С начала 1999 года заметно стала слабеть Катя. Она перестала выходить на улицу, дома по квартире ходила с трудом, часто падала. Я перестал обращать внимание на свою болезнь, беспокоился за ее состояние и старался как-то помочь ей и облегчить ее страдания. В мае она слегла. Вызвали семейного врача из СВА. Кати выписали лекарство. Врач обратила внимание на меня – выписала направления для сдачи мочи и крови на анализ. На следующий день, с трудом, пошел узнать результат анализов. Мне предлагают, завтра утром, выпить литр воды и пойти в больничный городок на УЗИ. Я чувствую, что ни дойти туда, ни донести выпитую воду я не смогу. Физической боли я не испытывал, но с каждым днем становлюсь слабее и слабее.
К этому времени имею полный букет расстройств моего организма. К имеющимся «болячкам» у меня появились новые: пропал аппетит; при ходьбе выпадает геморройный узел; стали гноиться глаза; одолевает жажда – я много пил. Утром, после сна, я боюсь вставать с постели, состояние препротивнейшее, паническое, мне не хочется жить.
В начале июня дочь везет меня в заводскую поликлинику, прошу направление в больницу. Наталья Владимировна дает направление.
9 июня, 1999 года, в приемном покое больницы, после регистрации меня приглашают на УЗИ. Девушка, работающая на приборе, только включила его и воскликнула: «Это не наш больной! Его надо в урологическое». Дежурная врач дает указание сестре: «Быстро поднимите больного в лифте и передайте там с рук на руки».
После некоторых формальностей по оформлению, меня поселили в отдельную пала-ту и сразу приступили к обследованию. Брали мочу и кровь для анализа, проверяли прибором УЗИ, водили на рентген. Во второй день врач-уролог на своем приборе УЗИ обследовал меня еще раз. После этого меня пригласили в процедурный кабинет. Выпускали накопившуюся мочу через мочевой канал. Было взято сначала 1,5 литра, а затем еще с литр, темной до черноты жидкости. Лежа на столе, я понял, что такое аденома. Это не «слабая, и прерывистая», а гораздо сложнее и опаснее для жизни.
Оказывается «слабая и прерывистая» не полностью выводила мочу из мочевого пузыря. Она там постепенно накапливалась, старела, превращалась в какую-то отравленную жидкость и расходилась по организму, заполняя собой кровеносные сосуды.
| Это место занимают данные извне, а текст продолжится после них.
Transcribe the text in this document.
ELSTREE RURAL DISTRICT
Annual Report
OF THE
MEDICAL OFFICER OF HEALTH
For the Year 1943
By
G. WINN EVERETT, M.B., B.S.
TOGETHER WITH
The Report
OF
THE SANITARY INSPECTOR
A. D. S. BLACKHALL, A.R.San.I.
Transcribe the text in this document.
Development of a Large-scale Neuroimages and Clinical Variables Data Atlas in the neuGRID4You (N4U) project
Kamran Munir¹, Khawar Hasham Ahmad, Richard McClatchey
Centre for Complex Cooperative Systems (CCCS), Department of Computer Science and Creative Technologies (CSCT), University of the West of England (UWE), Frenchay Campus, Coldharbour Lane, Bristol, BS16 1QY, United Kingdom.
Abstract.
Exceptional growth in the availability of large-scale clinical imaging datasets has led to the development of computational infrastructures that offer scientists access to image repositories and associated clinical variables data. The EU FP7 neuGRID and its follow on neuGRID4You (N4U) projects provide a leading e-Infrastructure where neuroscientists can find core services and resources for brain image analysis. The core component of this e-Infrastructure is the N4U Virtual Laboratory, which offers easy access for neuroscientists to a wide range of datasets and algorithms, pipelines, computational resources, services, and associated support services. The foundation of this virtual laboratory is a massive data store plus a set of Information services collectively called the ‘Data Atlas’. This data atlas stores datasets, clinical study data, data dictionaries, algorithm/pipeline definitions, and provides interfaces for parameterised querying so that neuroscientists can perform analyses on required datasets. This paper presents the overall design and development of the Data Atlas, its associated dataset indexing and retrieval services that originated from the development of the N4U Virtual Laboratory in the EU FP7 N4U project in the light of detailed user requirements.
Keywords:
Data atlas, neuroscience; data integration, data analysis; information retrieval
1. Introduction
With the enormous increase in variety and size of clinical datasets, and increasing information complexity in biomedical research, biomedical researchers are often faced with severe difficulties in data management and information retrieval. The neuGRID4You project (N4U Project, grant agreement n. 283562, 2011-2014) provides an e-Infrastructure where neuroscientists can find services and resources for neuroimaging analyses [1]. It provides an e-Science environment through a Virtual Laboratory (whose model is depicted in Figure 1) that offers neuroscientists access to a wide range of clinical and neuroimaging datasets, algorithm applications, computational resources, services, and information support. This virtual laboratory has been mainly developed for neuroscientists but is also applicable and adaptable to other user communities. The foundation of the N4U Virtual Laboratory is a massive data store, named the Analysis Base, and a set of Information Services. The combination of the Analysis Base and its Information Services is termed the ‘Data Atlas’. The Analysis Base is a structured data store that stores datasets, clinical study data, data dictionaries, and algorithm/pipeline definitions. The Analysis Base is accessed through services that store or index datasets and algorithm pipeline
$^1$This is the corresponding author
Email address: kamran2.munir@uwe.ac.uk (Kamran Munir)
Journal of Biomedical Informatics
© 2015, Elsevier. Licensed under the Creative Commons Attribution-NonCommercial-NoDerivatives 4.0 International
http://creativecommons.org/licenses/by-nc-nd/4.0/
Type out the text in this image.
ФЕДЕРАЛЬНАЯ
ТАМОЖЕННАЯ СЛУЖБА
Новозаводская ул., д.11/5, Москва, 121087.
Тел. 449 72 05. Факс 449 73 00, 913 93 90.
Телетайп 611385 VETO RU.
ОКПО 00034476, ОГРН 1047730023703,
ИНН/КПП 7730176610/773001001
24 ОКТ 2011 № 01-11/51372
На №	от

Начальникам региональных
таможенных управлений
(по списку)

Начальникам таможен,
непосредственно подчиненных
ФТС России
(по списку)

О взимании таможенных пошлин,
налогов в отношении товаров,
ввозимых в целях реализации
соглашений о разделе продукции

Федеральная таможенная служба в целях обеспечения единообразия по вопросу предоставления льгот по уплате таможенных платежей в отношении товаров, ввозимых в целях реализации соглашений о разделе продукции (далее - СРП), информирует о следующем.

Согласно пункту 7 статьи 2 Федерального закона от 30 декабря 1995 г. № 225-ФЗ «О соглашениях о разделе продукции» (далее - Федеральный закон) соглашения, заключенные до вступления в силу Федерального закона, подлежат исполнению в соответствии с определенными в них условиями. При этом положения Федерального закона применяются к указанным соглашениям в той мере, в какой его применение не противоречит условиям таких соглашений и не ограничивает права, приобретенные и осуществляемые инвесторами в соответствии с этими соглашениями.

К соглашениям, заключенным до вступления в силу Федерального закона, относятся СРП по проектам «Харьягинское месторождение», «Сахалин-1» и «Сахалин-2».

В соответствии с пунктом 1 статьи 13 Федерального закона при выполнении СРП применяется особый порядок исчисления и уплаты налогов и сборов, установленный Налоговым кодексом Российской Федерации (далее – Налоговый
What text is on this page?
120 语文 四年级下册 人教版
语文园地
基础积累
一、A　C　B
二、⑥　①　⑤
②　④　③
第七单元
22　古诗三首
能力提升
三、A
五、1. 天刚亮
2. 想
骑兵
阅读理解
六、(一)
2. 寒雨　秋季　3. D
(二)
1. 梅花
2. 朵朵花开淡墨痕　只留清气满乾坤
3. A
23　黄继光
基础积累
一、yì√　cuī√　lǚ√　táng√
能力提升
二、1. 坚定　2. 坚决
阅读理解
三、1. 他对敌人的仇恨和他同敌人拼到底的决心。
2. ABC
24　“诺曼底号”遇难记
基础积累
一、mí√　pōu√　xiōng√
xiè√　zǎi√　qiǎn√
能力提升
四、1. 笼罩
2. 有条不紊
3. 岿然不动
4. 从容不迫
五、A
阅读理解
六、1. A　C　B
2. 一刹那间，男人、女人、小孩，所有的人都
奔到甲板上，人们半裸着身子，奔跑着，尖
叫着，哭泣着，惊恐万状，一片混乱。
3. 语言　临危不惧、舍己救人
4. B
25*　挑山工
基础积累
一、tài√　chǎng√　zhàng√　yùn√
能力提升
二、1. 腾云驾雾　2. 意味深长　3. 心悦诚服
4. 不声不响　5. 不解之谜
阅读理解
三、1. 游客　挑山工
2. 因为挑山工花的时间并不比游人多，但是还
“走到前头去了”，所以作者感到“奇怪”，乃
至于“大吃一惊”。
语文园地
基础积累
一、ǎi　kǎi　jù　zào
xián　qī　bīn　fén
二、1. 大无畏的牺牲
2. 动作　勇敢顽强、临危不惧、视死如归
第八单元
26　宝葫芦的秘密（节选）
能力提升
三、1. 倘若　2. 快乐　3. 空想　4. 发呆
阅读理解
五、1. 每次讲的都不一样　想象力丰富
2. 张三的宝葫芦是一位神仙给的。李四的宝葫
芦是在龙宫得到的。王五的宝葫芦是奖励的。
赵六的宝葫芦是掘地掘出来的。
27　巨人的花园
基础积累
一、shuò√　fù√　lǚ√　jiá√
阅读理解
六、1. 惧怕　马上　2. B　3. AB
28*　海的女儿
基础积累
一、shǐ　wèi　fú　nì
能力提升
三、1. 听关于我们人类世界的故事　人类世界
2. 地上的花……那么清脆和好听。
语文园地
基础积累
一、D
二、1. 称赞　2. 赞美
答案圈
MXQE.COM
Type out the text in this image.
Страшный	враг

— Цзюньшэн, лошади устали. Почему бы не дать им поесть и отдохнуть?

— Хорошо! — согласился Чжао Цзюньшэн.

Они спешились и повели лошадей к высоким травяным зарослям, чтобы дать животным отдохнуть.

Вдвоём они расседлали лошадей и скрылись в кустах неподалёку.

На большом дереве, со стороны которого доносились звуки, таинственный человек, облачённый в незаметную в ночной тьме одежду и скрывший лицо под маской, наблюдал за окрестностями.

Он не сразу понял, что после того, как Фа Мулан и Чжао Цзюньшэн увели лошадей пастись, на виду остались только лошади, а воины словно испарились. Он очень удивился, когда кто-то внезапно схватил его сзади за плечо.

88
Организм был отравлен, оказались нарушенными все жизнеобеспечивающие органы организма, жизнь его медленно но заметно угасала.
Во второй половине дня, в палату зашел врач. Он не спрашивая согласия, категорически заявил: «завтра делаем операцию». Делайте.
11 июня мне сделали операцию. Операция не сложная и не болезненная. Мне в мочевой пузырь врезали трубочку, через которую моча выводиться наружу. Началось интенсивное лечение.
К концу недели я почувствовал облегчение. Я еще плохо ел, не было аппетита, но мне уже захотелось жить.
18 июня меня из больницы выписали.
Дома больная жена. Я, после операции, еще больной и слабый. Дальнейшее лечение проходило в заводской поликлинике. Я стал поправляться, появился аппетит. Но моя болезнь была ничто по сравнению с болезнью умирающей Кати, она слабела и угасала с каждым днем. Я не обращая внимания на свою болезнь, старался помочь ей, облегчить ее положение.
Катя умерла 21 декабря 1999 года, к моей физической болезни прибавилась душевная. Мне надо было идти на повторную операцию, но по состоянию здоровья, я к этому был не готов.
Операцию сделали 19 апреля 2000 года. Операция была не сложная и не болезненная, делали ее на аппарате «Простатрон». 22 апреля я из больницы был выписан.
После операции прошло пять месяцев – положительных результатов не получилось.
Уролог посоветовал сделать повторную операцию на «Простатроне», которую вы-полнили 13.10.2000 г.
Прошло три месяца, нужного результата не получилось, хотя, сдвиги были. Иногда (редко), понемногу тоненькой струей проходит через канал.
Решил больше не экспериментировать, чтоб не сделать хуже.
Остаюсь с трубочкой, это меньшее зло против того, что я имел раньше. Общее со-стояние моего здоровья, в настоящее время, я полагаю – удовлетворительное. Все органы функционируют нормально. Что будет дальше, поживу, увижу.
Главная боль у меня сейчас, это одиночество – нет со мной Кати.

- § -

Закончилась публикация "Автобиографии - воспоминаний" К. М. Макова.
На этом портале будут продолжены публикации некоторых его заметок,
наблюдений, размышлений. Приходите на портал.                 Л. М.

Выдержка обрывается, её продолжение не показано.